How do you build a Lagrangian in particle/nuclear physics? (A specific example) I know that the terms in the Lagrangian needs to be scalars (with respect to Lorentz symmetry etc.). Also I know that [see C. G. Tully (EPP) p. 85] 

in general, for $\psi$ in the fundamental representation and $\vec{\lambda}$ the
  generators of the group, then $$\psi^\dagger\vec{\lambda}\psi$$ will
  behave like a vector in the adjoint representation and can be dotted
  into a multiplet of fields in the adjoint representation to form a
  scalar.

So suppose I want to describe the dynamics or interactions of some particles say $\pi,\Sigma^*, \Lambda$. What would be the first steps here to build a Lagrangian? I want to work with $SU(3)$ here. 
The $\Lambda$ and $\Sigma^*$ belong to the octet and decuplet respectively. 
So the questions are: 


*

*What would be the first steps in writing this Lagrangian? 

*What shall I take for $\psi$ in this case?

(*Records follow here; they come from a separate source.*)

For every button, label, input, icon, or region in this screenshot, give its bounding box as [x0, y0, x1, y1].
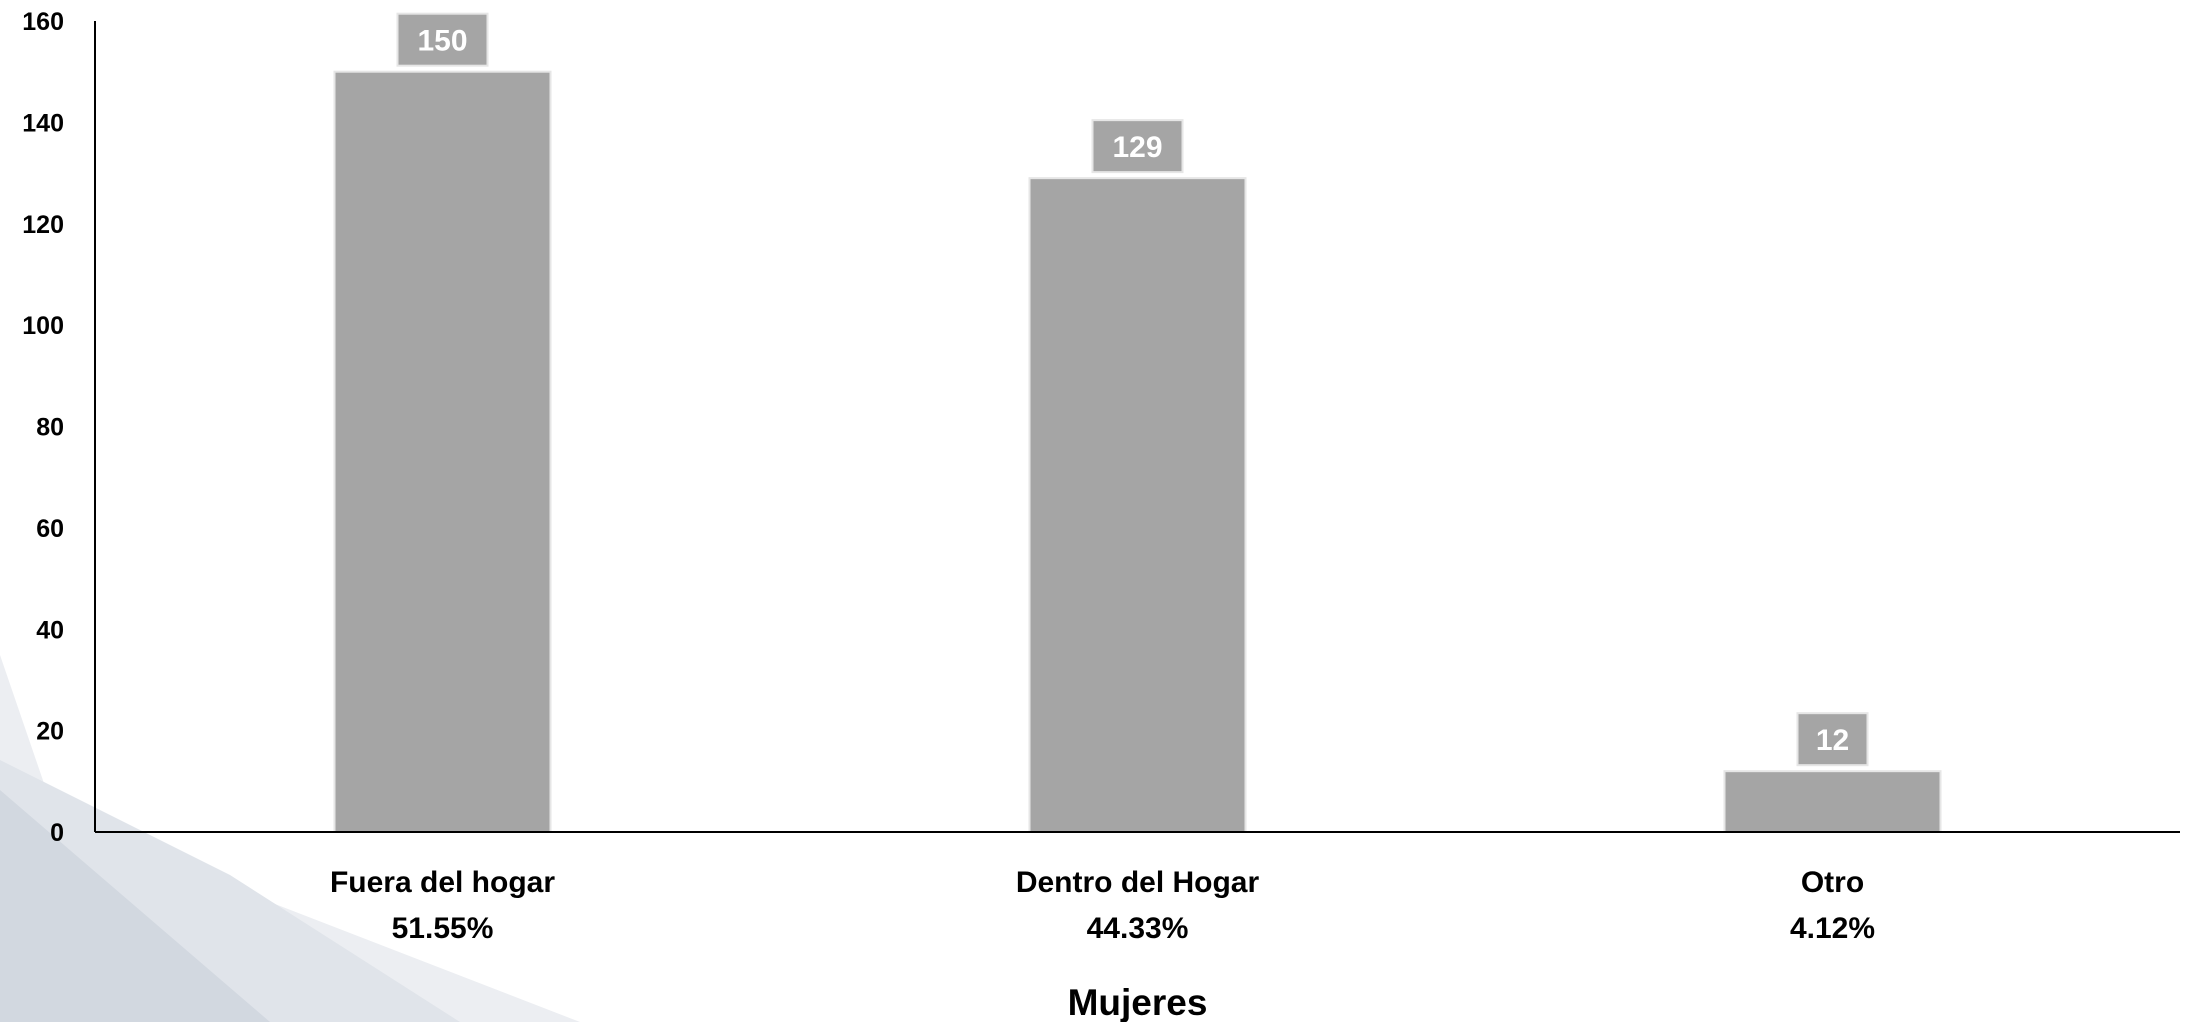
y-tick-label: 160 [22, 8, 64, 36]
category-percentage: 51.55% [392, 912, 494, 945]
background-shape-dark [0, 790, 270, 1022]
data-label: 129 [1112, 131, 1162, 164]
y-axis-ticks: 0 20 40 60 80 100 120 140 160 [22, 8, 64, 847]
x-axis-title: Mujeres [1068, 982, 1208, 1022]
data-label-box [1796, 712, 1869, 767]
category-percentage: 44.33% [1087, 912, 1189, 945]
data-label: 150 [417, 25, 467, 58]
y-tick-label: 120 [22, 211, 64, 239]
category-label: Dentro del Hogar [1016, 866, 1260, 899]
x-axis-categories: Fuera del hogar 51.55% Dentro del Hogar 44.… [330, 866, 1875, 945]
data-label: 12 [1816, 724, 1849, 757]
background-decoration [0, 655, 580, 1022]
bars [333, 70, 1942, 834]
bar [1028, 177, 1247, 834]
bar [333, 70, 552, 833]
y-tick-label: 140 [22, 109, 64, 137]
category-label: Otro [1801, 866, 1864, 899]
category-label: Fuera del hogar [330, 866, 555, 899]
y-tick-label: 20 [36, 718, 64, 746]
data-label-box [396, 12, 489, 67]
data-labels: 150 129 12 [396, 12, 1869, 767]
data-label-box [1091, 119, 1184, 174]
y-tick-label: 40 [36, 616, 64, 644]
y-tick-label: 100 [22, 312, 64, 340]
category-percentage: 4.12% [1790, 912, 1875, 945]
bar [1723, 770, 1942, 833]
y-tick-label: 60 [36, 515, 64, 543]
y-tick-label: 80 [36, 414, 64, 442]
y-tick-label: 0 [50, 819, 64, 847]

 A: The first step is to determine what you want your Lagrangian to describe, such as which particles you have, and which symmetries you have. For example, if you want a nonrelativistic description of some dynamics, you won't need the terms in your Lagrangian to be scalars with respect to Lorentz symmetry. Furthermore, if you have more than one particle, just using "$\psi$" won't suffice, as you will need one field per particle (which you can call $\pi$, $\Sigma^*$ and $\Lambda$ if you want to).
Then you have to figure out what else you know about the theory. If you don't know anything else (yes, it happens), then the next step is to simply write down all possible terms containing the fields you defined that obey the symmetries of the theory. If you have many fields and few symmetries, that may be a whole lot of them $-$ maybe even infinitely many.
If you have more information (such as the values of the masses or which kinds of interactions are actually relevant), you can use that to further constrain your Lagrangian. In most situations I know of, only terms of low degree in the fields and derivatives matter (such that a term $\propto\pi\Lambda^2\partial^2\Sigma^*$ may still be relevant, but one $\propto\pi^{23}\Lambda^{14}{\Sigma^*}^{9}\partial^8\Sigma^*$ will not). But that is not always the case...